Riverdale returns to the CW Wednesday night. The second season promises more of the guilty pleasures served up in this surprisingly fun take of the Archie gang. It’s been wicked fun and I’m encouraged that it’s such a big hit.
Archie has had success in media beyond comics before Riverdale. There was an Archie radio show in the 40s and 50s. It’s a tough one to sit through, even for an old-time radio buff like me. Filmation Studios provided year after year of Archie cartoons for Saturday mornings, starting with The Archie Show and continuing with many spin-offs and sequels. And there have been several TV and movie fits and starts over the years, most notably the early 90s Return to Riverdale.
I graduated from UNC’s Business School about that time, and although I would embark on a traditional marketing career, even then I was looking for a way to blend my traditional marketing skills with Geek Culture. It wasn’t until years later, when I co-founded Captain Action Enterprises and the Bonfire Agency, that I would successfully do it. So while I was interviewing with Lever Bros., P&G and Kraft for traditional MBA marketing jobs, I also arranged an interview with the Chairman of Archie Comics.
I was invited to Archie’s Mamaroneck headquarters. In hindsight, I now know that my interview was about ten years too early. In those days, few could envision how important the business of Geek Culture would become. But one of the big topics we discussed was all about making the brand bigger with a made-for-TV-movie called Return to Riverdale. There were a lot of hopes and dreams dashed as a result of that tepidly received show.

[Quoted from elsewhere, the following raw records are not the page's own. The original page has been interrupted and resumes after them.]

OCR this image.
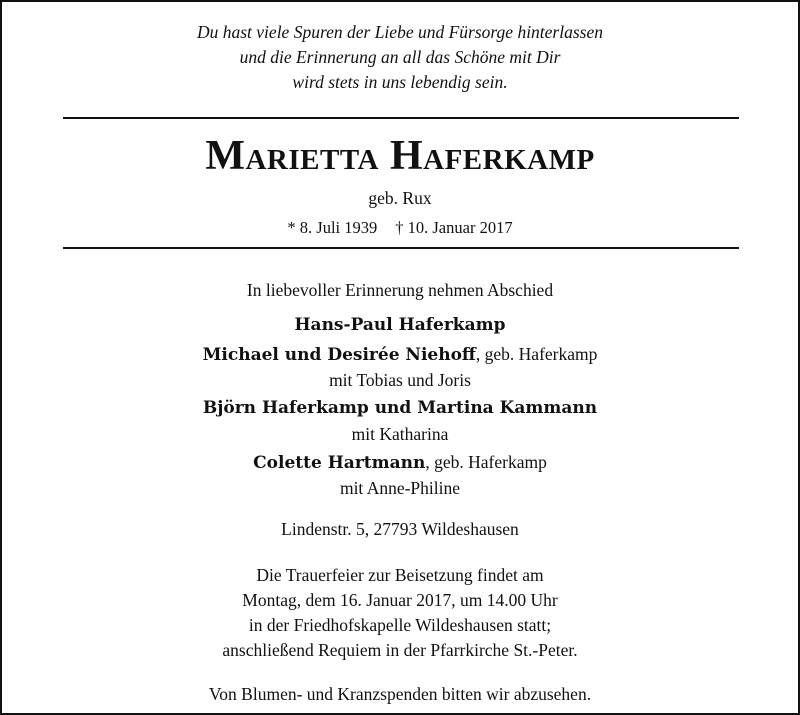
Du hast viele Spuren der Liebe und Fürsorge hinterlassen
und die Erinnerung an all das Schöne mit Dir
wird stets in uns lebendig sein.
Marietta Haferkamp
geb. Rux
* 8. Juli 1939 † 10. Januar 2017
In liebevoller Erinnerung nehmen Abschied
Hans-Paul Haferkamp
Michael und Desirée Niehoff, geb. Haferkamp
mit Tobias und Joris
Björn Haferkamp und Martina Kammann
mit Katharina
Colette Hartmann, geb. Haferkamp
mit Anne-Philine
Lindenstr. 5, 27793 Wildeshausen
Die Trauerfeier zur Beisetzung findet am
Montag, dem 16. Januar 2017, um 14.00 Uhr
in der Friedhofskapelle Wildeshausen statt;
anschließend Requiem in der Pfarrkirche St.-Peter.
Von Blumen- und Kranzspenden bitten wir abzusehen.
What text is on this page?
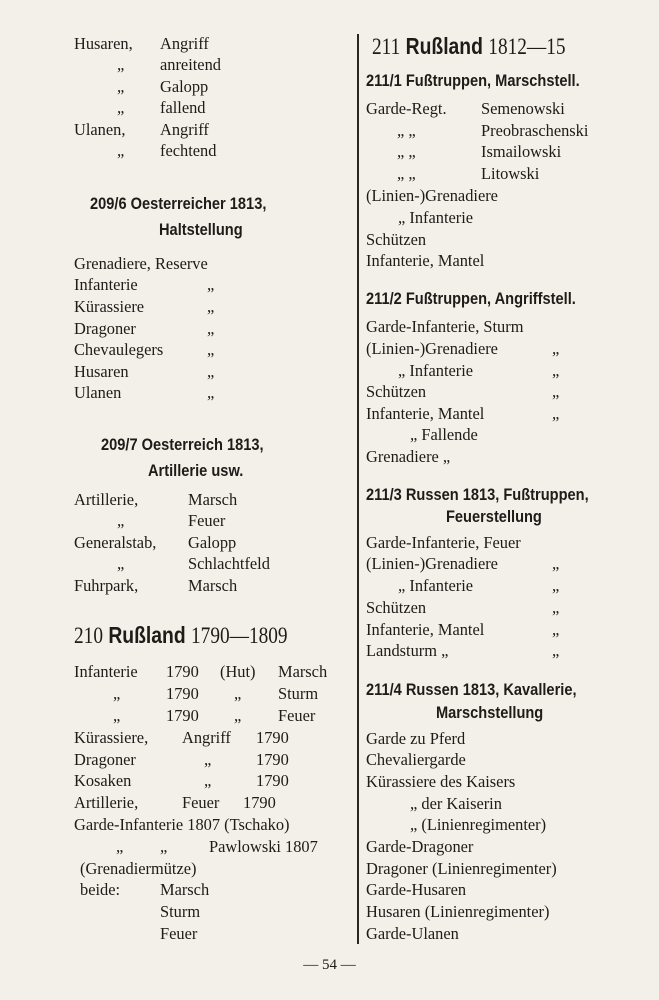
Husaren, Angriff
„ anreitend
„ Galopp
„ fallend
Ulanen, Angriff
„ fechtend
209/6 Oesterreicher 1813,
Haltstellung
Grenadiere, Reserve
Infanterie	„
Kürassiere	„
Dragoner	„
Chevaulegers	„
Husaren	„
Ulanen	„
209/7 Oesterreich 1813,
Artillerie usw.
Artillerie,	Marsch
„	Feuer
Generalstab, Galopp
„	Schlachtfeld
Fuhrpark,	Marsch
210 Rußland 1790—1809
Infanterie 1790 (Hut) Marsch
„	1790 „ Sturm
„	1790 „ Feuer
Kürassiere, Angriff 1790
Dragoner	„	1790
Kosaken	„	1790
Artillerie,	Feuer 1790
Garde-Infanterie 1807 (Tschako)
„ „	Pawlowski 1807
(Grenadiermütze)
beide: Marsch
Sturm
Feuer
211 Rußland 1812—15
211/1 Fußtruppen, Marschstell.
Garde-Regt. Semenowski
„ „	Preobraschenski
„ „	Ismailowski
„ „	Litowski
(Linien-)Grenadiere
„ Infanterie
Schützen
Infanterie, Mantel
211/2 Fußtruppen, Angriffstell.
Garde-Infanterie, Sturm
(Linien-)Grenadiere	„
„ Infanterie	„
Schützen	„
Infanterie, Mantel	„
„ Fallende
Grenadiere „
211/3 Russen 1813, Fußtruppen,
Feuerstellung
Garde-Infanterie, Feuer
(Linien-)Grenadiere	„
„ Infanterie	„
Schützen	„
Infanterie, Mantel	„
Landsturm „	„
211/4 Russen 1813, Kavallerie,
Marschstellung
Garde zu Pferd
Chevaliergarde
Kürassiere des Kaisers
„ der Kaiserin
„ (Linienregimenter)
Garde-Dragoner
Dragoner (Linienregimenter)
Garde-Husaren
Husaren (Linienregimenter)
Garde-Ulanen
— 54 —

So it’s all the better that the new CW Riverdale series show is such a hit. I’ve enjoyed watching it so far. I was very surprised, when sorting through my pal Freddie’s comic collection (more on that here) to come across one particular letter in a tattered copy of Archie Annual #15 from 1963.
As you can see, one of the cast members of an Archie pilot engaged in a little promotion, combined with pleading for swag from the Archie Comics powers-that-be. Wayne Adams, the actor who would play Reggie, is almost in character.
It’s a crazy look back at how things were done in the early days of what would get labeled transmedia. Today folks would try to accomplish the same thing with a well-orchestrated mix of social media and PR.
Which Witch is Which?
Beyond the clique of Riverdale High’s most popular students, it’s been reported that Sabrina may be joining the gang on the small screen. I think that’s great. I’ve been enjoying the very creepy Chilling Adventures of Sabrina comic series by Roberto Aguirre-Sacasa and Robert Hack, upon which the show is reportedly based.
I was introduced to this platinum beauty when she was cast as the “love interest” in what was essentially the Sugar, Sugar music video. We didn’t really call them music videos in those days but all the cool cartoons would feature chase scenes or spotlight songs within the framework of the larger cartoon. As I got older, it always seemed to me that all these quick-cut montages were an outgrowth of Richard Lester’s Hard Day’s Night.
Sabrina has had many incarnations over the years, but she debuted in Madhouse #22 along with her familiar Salem and her supporting cast. For years she was sort of a Bewitched type character with one foot in Archie’s neighborhood. She’d later leave the Archie style behind to become a stylized young girl and even an anime-esqe heroine. Sabrina was most widely seen in the long running ABC series starring Mellissa Joan Hart, of course.
But I’m really interested in Sabrina’s earlier walk on the wild side. In 1972, Archie Comics tepidly introduced the Red Circle line with a comic called Chilling Adventures in Sorcery as Told by Sabrina. Here Sabrina played the role of the spooky narrator. In comics, there is a rich and long tradition of horror hosts introducing macabre tales. During the first two issues, Sabrina would dutifully introduce watered down ghost stories. They were essentially EC comics by way of the Archie line’s house style.
By issue #3, it all changed. Each issue featured genuinely spooky stories, in the classic horror comics traditional, by top talents like Gray Morrow and Alex Toth. The Archie house style was thrown out the window, unfortunately along with Sabrina.
But the precedent was set. I’m leaving the lights on when CW does introduce this spooky Sabrina show.